Алжир. Изгнанник в изгнании
В Алжире Антуан поселился у доктора Пелисье, где и прожил восемь месяцев. Восемь бесконечных месяцев, несомненно, самых тяжелых, черных месяцев за все его существование.
В Алжире, где находится временное правительство Франции (сформированный 3 июня 1943 года французский Национальный комитет освобождения), политические страсти не утихают. В политической и военной среде ведутся всяческие интриги, точно Франция в самые мрачные периоды своей истории, как и в самые славные, не способна была без них обойтись. После короткого периода двоевластия (так как лондонскому Национальному комитету, несмотря на противодействие союзников, удается перебраться в Алжир) де Голлю, умело сманеврировавшему, и внутреннему Сопротивлению, опасавшемуся реакционных взглядов Жиро, удается почти полностью устранить его с политической арены. Правда, формально он еще делит власть с де Голлем и за ним временно сохраняются функции военачальника французских вооруженных сил, поскольку вооружение их устарело и переоснащение армии зависит целиком от американцев.
Рядом с теми, кто сражается, в Алжире находятся и те, кто, как это кажется, создан единственно для низменных махинаций, погони за местами и наградами и даже для ненависти. «Ненависть, все проходит под знаком ненависти. Бедная родина!» – пишет Сент-Экзюпери.

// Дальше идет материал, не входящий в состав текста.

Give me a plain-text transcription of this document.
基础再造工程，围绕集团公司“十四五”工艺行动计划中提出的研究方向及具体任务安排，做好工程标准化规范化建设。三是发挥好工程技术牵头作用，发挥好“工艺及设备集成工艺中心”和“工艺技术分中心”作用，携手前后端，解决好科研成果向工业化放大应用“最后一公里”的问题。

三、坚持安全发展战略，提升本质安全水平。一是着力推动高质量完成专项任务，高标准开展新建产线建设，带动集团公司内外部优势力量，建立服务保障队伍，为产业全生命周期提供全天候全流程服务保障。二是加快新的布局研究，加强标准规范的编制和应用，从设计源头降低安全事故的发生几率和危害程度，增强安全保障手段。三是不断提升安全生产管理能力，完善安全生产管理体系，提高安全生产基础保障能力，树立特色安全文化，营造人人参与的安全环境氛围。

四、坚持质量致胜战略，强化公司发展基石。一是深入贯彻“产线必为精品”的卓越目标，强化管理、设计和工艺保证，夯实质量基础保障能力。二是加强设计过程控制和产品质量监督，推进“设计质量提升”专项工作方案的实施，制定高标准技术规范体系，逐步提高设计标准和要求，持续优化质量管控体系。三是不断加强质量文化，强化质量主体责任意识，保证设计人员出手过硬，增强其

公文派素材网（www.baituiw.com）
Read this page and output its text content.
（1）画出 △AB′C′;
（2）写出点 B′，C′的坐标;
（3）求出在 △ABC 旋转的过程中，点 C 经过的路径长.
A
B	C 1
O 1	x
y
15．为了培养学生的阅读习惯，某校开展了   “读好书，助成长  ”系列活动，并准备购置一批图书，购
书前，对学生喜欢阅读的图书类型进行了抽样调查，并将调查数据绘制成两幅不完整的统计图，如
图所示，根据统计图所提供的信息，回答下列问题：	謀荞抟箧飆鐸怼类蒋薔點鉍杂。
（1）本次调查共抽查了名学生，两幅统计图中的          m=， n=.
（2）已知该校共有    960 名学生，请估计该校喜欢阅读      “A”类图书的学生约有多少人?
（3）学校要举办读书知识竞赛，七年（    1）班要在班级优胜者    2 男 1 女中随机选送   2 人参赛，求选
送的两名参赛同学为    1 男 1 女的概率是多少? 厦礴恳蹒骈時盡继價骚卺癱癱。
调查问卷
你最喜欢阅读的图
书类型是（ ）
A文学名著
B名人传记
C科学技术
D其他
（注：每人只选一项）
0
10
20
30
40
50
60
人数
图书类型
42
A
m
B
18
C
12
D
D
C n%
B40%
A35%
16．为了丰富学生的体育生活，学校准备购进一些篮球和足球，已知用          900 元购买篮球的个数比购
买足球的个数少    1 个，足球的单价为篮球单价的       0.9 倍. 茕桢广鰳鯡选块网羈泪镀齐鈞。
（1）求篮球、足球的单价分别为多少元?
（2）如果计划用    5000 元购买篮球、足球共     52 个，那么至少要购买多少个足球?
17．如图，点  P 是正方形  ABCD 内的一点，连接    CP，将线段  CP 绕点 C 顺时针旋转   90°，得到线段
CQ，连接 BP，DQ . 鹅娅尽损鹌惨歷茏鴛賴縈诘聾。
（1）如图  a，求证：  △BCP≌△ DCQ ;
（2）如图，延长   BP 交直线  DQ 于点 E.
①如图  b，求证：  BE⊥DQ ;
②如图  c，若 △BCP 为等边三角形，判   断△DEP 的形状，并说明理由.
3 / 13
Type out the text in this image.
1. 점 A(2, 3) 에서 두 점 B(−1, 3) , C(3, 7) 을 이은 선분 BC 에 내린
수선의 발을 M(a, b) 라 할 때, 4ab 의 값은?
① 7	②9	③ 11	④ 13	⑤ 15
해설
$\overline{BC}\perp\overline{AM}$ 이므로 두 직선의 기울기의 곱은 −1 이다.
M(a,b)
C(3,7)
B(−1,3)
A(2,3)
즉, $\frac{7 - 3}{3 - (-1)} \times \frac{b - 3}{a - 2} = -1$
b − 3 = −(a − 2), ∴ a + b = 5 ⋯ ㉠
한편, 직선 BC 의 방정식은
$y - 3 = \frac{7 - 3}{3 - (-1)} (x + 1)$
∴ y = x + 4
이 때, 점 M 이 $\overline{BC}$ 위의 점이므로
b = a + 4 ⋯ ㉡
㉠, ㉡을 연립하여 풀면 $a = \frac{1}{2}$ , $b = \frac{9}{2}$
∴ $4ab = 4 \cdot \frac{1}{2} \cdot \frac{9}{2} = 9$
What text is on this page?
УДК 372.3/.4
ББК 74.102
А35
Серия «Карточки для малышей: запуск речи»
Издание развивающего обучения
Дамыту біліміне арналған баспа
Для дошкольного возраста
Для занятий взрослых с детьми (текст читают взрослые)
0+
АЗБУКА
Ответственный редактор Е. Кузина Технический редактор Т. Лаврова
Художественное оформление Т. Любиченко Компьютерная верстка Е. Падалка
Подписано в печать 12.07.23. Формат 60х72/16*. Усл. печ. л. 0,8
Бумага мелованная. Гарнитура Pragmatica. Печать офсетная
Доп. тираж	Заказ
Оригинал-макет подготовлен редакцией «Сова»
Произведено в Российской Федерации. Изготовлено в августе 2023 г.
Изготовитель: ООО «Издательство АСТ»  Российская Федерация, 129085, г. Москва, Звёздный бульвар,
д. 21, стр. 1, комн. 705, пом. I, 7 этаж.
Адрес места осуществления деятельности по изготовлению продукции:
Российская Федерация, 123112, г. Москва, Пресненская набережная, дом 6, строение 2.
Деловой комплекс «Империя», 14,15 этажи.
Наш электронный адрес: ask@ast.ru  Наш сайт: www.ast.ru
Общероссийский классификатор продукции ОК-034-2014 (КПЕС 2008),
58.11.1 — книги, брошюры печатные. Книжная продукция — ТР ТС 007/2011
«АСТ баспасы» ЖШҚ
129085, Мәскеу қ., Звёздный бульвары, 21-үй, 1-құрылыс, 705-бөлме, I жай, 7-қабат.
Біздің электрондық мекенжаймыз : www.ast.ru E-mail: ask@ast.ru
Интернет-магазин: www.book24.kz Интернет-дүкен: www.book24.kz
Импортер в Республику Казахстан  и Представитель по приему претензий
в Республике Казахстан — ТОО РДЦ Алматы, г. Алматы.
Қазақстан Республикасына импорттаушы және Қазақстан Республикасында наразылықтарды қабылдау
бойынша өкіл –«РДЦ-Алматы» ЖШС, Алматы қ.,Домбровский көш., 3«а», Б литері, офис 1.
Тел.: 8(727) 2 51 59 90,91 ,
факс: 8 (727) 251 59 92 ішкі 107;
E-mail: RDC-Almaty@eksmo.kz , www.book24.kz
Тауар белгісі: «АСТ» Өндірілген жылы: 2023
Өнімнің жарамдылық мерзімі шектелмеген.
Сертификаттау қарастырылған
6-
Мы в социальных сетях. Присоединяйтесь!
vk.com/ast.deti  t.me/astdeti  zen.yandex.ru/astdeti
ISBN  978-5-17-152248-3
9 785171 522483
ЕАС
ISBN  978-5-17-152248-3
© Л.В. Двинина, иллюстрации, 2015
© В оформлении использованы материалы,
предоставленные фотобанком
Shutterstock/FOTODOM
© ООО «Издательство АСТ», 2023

В письме от декабря 1943 года на имя генерала З. по поводу травли, которой он подвергается за «Военного летчика», Сент-Экзюпери говорит:
«Для меня весьма удивительно, что известная атмосфера полемики может исказить столь простой текст. Мне совершенно безразлично, что алжирские тыловики что-то бормочут и толкуют о моих скрытых намерениях. Намерения, которые они мне приписывают, так же похожи на мои намерения, как я на Грету Гарбо. Плевать я хотел на их мнение, если даже оно приведет к запрещению моей книги в Северной Африке. Я не торговец книгами. Предположите, что я Монтень .и публикую „Опыты“ в каком-нибудь алжирском журнале, а эти хотят непременно найти в них объяснение в связи с вопросом о перемирии. Какие только макиавеллевские махинации не откроют в моих текстах?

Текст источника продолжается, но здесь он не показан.